Der Mann, der die Kontrolle uber den Emotionen verliert, oft randalliert nicht nur, aber leidet an der alkoholischen Abhangigkeit. Oft intuitiv wahlt der Tyrann ins Opfer der schwachen Frauen, der Bedurftigen im Schutz und der festen sicheren Schulter.
Es hebt sich auch solcher Begriff, wie die Wirtschaftsgewalt heraus. In diesem Fall kann der Mann die Moglichkeit behindern, uber das familiare Budget nach eigenem Ermessen zu verfugen, das Geld abzunehmen.
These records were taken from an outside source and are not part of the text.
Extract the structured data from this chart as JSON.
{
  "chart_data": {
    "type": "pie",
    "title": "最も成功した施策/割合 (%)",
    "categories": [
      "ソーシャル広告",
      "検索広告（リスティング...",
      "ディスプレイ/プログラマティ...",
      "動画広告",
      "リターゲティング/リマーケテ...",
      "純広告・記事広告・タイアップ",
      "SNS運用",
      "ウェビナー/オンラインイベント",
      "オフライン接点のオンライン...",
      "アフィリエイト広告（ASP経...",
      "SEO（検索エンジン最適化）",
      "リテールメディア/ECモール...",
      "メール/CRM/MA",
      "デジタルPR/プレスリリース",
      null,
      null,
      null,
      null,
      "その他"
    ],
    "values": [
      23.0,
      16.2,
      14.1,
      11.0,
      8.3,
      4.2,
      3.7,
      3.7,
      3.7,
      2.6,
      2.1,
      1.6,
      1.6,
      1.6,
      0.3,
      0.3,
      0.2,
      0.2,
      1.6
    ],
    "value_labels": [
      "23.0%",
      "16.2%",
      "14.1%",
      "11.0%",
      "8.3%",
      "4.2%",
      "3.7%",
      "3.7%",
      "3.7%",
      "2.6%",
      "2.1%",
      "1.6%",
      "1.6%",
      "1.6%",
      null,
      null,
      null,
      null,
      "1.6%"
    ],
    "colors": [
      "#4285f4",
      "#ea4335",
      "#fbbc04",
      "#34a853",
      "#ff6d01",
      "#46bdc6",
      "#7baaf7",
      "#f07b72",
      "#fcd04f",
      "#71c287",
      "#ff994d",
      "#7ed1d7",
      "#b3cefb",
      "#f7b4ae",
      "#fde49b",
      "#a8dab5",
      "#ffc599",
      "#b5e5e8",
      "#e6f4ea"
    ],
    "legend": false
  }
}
Oft sind die Frauen, die sich den Verprugelungen seitens des Mannes unterziehen, geneigt, alles sich zu beschuldigen. Sie suchen eine Menge der Grunde, nach denen sie dem Mann nicht weggehen konnen, — die Abwesenheit des Geldes, der Wohnflache, die Liebe zum Lebensgefahrten. Aber der Grund in Wirklichkeit eine — mogen sich solche Frauen nicht. Deshalb, versuchend, von dratschliwogo des Mannes vor allem wegzugehen es ist notig sich liebzugewinnen.
Es ist notig sich solchen Verhaltens des Mannes nicht zu beschuldigen. Aller Wahrscheinlichkeit nach, beim Mann — die ernsten Abweichungen in der Psyche oder, wie mindestens, die groen Komplexe. Es schon, nicht zu andern, muss man sich jedoch nachdenken.